Sweden has national guidelines, ordinances and bills requiring web accessibility of public sector websites as well as stipulating that government products and services are accessible to persons with disabilities. Further, Sweden has passed laws requiring that IT products and services should be accessible to and usable by everyone including persons with disabilities, as far as this is at all possible, and this is applicable to all in Sweden. The guidelines are not mandatory and apply primarily to public agencies with responsibility for the procurement, development and maintenance of websites. Sweden has both signed and ratified both the Convention and the Optional Protocol.
Though Sweden was one of the first countries to introduce legislation covering IT accessibility, there is no law in Sweden specifically addressing websites or web accessibility.
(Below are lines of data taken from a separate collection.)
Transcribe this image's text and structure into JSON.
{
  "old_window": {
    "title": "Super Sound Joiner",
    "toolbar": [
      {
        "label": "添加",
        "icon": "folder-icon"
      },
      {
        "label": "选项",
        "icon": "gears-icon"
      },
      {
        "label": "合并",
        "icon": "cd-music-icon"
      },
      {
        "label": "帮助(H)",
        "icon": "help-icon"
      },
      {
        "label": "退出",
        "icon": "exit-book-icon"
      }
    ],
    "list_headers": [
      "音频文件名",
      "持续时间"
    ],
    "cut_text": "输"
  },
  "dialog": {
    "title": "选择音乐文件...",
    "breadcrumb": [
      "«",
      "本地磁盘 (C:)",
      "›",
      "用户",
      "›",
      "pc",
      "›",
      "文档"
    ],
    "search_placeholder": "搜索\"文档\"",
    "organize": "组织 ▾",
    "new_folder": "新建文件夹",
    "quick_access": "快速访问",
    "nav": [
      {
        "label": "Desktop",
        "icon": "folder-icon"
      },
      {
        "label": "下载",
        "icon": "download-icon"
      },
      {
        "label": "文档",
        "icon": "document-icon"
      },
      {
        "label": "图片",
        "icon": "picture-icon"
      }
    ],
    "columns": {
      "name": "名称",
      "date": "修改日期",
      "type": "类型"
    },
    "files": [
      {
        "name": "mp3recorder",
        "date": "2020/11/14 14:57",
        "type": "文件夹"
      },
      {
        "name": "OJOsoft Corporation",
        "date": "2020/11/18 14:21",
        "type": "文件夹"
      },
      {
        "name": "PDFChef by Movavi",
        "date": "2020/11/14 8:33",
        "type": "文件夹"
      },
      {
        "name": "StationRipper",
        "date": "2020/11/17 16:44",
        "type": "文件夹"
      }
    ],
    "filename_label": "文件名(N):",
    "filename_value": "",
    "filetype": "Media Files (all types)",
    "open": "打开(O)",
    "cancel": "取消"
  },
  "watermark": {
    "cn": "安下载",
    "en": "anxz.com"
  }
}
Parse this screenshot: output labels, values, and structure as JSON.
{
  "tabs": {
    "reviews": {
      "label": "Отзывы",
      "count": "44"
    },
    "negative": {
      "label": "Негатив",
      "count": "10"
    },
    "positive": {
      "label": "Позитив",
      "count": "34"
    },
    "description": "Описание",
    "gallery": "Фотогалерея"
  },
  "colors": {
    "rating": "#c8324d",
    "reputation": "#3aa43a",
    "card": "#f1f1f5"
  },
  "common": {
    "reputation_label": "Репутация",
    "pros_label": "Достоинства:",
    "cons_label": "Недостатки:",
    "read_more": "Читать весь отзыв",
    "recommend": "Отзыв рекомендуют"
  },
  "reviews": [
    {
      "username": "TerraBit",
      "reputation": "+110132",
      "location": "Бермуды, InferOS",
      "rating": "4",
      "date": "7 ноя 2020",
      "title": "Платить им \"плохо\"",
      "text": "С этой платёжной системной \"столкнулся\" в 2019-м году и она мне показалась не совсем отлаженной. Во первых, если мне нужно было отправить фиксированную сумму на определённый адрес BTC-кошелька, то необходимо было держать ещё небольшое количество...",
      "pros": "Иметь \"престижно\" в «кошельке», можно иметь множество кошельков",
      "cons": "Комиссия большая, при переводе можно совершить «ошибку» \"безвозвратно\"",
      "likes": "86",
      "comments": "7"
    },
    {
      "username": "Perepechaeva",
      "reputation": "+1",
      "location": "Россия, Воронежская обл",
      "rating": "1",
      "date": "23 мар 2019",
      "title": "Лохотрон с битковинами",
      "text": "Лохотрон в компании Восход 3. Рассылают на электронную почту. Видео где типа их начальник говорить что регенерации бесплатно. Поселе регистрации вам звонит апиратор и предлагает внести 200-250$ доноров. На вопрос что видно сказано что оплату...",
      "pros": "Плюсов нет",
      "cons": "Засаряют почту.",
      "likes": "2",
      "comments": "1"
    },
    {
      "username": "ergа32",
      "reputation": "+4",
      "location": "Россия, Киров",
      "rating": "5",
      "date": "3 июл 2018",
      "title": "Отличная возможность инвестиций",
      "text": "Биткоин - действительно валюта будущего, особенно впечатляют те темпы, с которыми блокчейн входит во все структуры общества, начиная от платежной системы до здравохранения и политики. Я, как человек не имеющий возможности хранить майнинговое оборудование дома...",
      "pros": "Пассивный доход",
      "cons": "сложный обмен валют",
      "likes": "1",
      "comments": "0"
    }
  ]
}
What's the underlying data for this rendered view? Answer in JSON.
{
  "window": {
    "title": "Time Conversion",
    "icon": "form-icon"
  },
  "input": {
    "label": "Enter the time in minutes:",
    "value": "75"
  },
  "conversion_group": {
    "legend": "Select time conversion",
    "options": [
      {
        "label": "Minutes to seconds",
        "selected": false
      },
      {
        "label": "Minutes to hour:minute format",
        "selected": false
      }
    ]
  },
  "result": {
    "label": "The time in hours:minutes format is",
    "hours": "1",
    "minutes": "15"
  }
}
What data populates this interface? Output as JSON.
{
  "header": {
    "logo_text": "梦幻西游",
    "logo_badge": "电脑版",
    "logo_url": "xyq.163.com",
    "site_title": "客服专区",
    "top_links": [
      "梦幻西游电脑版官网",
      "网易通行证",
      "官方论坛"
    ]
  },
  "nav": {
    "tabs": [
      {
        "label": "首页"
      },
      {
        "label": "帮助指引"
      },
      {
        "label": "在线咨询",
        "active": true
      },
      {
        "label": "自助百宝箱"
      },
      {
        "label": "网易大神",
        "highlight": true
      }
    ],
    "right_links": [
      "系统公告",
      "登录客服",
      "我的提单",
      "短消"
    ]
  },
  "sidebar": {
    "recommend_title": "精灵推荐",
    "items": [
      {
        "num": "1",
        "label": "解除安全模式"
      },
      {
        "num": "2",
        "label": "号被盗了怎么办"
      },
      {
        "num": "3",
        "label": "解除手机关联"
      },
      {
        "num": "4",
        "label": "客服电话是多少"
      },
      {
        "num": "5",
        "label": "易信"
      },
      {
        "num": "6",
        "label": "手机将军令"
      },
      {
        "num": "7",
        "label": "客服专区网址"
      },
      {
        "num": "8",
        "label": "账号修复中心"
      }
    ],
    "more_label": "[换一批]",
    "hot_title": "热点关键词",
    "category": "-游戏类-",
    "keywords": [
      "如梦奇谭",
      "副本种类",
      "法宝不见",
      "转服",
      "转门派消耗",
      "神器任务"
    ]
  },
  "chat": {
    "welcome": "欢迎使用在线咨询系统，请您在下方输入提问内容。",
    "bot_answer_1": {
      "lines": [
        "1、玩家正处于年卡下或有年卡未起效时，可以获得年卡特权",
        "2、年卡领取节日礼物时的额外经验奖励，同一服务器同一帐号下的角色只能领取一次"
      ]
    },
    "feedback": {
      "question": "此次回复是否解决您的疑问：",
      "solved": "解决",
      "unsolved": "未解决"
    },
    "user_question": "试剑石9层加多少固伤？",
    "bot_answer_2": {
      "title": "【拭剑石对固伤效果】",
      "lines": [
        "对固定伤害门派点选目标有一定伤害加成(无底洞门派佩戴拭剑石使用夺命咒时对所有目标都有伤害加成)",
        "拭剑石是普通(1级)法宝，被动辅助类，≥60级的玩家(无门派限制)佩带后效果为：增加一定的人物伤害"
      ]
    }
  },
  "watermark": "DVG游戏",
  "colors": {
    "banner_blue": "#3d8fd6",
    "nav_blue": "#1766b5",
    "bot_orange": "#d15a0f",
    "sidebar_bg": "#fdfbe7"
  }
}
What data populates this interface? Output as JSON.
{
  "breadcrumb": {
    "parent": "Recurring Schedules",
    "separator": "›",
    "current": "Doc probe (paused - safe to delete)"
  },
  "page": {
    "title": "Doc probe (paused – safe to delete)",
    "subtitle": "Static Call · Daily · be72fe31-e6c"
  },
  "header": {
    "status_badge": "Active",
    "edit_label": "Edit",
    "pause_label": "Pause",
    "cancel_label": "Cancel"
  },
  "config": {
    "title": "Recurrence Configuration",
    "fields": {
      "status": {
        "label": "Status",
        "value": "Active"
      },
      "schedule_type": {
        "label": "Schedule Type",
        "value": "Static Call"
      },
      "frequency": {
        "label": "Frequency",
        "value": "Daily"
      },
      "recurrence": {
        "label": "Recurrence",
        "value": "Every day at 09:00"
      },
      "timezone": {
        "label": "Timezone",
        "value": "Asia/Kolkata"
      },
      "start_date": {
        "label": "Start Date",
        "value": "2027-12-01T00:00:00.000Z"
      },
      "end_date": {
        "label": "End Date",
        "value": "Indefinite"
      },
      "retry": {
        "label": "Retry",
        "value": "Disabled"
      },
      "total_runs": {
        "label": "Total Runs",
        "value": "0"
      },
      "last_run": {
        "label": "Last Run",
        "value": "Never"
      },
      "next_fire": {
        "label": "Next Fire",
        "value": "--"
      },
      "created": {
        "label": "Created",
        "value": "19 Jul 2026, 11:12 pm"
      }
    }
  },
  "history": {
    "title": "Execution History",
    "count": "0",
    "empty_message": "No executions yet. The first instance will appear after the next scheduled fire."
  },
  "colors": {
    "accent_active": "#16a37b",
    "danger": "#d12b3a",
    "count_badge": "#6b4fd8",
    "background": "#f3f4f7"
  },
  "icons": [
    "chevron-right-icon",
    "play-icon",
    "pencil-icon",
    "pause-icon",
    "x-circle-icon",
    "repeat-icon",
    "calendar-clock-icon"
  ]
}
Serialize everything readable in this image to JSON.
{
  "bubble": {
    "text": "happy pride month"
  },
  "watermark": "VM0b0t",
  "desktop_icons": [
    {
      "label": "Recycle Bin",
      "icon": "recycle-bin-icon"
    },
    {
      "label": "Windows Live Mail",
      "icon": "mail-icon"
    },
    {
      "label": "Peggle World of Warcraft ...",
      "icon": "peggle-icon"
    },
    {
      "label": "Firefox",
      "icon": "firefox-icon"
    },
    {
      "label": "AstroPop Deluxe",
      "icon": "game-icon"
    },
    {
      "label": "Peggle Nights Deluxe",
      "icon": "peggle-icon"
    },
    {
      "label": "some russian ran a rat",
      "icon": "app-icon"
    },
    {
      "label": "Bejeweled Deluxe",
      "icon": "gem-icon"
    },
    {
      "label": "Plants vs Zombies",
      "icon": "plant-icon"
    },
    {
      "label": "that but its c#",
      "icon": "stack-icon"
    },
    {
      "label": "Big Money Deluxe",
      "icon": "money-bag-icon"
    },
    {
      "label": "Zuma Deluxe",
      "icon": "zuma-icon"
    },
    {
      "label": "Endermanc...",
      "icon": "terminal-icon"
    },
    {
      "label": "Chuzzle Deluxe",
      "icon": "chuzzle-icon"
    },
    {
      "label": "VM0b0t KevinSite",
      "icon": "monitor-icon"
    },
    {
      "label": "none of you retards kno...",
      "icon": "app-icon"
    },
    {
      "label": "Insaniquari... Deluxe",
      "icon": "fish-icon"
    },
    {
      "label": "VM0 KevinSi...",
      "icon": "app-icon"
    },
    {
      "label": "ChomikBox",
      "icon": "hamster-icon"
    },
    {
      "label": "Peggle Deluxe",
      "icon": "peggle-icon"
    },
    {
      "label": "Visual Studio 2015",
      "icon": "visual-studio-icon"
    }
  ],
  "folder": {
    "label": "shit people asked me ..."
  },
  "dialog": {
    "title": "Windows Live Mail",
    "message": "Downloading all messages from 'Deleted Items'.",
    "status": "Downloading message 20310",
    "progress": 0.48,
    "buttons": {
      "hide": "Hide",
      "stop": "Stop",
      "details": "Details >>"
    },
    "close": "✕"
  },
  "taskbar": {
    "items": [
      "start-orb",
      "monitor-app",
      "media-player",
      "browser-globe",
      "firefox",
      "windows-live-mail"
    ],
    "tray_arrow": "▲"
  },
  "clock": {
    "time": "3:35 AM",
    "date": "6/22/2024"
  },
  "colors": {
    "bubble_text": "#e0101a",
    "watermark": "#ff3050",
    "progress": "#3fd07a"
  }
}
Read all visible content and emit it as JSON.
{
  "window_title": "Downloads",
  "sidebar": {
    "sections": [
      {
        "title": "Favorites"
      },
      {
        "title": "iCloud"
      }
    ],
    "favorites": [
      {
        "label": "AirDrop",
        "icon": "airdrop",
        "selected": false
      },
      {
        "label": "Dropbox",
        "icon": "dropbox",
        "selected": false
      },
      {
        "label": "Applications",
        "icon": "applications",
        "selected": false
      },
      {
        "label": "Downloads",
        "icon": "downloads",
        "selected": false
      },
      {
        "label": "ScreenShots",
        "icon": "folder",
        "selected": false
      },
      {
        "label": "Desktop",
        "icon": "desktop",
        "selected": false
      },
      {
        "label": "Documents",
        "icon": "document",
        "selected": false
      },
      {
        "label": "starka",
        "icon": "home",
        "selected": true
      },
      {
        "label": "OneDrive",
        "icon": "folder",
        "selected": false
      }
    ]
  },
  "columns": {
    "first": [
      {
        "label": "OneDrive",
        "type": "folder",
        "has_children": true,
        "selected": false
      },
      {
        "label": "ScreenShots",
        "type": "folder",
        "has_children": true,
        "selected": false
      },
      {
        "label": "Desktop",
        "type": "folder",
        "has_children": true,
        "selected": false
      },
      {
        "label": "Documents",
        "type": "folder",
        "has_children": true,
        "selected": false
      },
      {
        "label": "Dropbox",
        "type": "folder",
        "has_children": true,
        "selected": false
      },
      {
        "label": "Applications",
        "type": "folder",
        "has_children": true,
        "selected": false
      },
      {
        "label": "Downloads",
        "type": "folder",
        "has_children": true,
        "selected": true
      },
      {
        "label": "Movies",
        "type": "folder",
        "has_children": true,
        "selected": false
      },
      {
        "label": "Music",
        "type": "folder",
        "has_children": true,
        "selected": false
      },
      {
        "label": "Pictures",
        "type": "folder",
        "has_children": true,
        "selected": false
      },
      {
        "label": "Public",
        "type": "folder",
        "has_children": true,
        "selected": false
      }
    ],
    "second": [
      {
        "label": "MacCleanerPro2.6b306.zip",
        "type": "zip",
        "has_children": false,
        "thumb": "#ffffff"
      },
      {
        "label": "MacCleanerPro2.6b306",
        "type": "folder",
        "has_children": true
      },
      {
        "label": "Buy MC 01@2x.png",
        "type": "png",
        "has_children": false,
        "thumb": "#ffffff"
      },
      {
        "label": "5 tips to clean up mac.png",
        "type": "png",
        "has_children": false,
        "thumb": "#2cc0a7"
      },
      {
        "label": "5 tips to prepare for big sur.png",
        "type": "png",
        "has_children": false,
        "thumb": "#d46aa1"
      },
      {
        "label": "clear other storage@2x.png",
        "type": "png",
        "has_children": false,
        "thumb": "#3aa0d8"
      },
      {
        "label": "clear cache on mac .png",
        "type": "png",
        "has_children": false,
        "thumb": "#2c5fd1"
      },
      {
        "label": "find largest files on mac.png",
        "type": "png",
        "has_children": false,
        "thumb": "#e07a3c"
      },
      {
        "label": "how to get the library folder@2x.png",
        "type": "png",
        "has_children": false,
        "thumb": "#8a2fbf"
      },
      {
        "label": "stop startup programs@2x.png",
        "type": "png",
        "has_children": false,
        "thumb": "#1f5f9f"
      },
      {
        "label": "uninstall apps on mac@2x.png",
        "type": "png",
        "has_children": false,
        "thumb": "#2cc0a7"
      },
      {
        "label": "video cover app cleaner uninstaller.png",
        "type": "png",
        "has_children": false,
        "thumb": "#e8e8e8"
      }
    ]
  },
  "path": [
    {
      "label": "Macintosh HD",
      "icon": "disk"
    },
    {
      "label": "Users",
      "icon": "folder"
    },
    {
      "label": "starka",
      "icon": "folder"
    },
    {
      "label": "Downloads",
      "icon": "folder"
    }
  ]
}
Swedish policy on web accessibility is a composite of the following laws, policies and guidelines:
• Swedish National Guidelines for Public Sector Websites (24 hour agency web guidelines, 2002): Published by Verva, the Swedish Administrative Development Agency, these guidelines draw heavily from the WCAG and from the legislations listed below. The purpose of the Guidelines is to support the procurement, development, and maintenance of a website by a public administration so that it offers equal opportunity usage for all citizens. Subsequent versions have taken later EU Action Plans, e.g. i2010, into account. Verva, which was a central advisory agency, was shut down at the end of 2008 and no other agency has been empowered to look into e-accessibility. While these guidelines are not mandatory, they are followed by a significant proportion of the public sector agencies.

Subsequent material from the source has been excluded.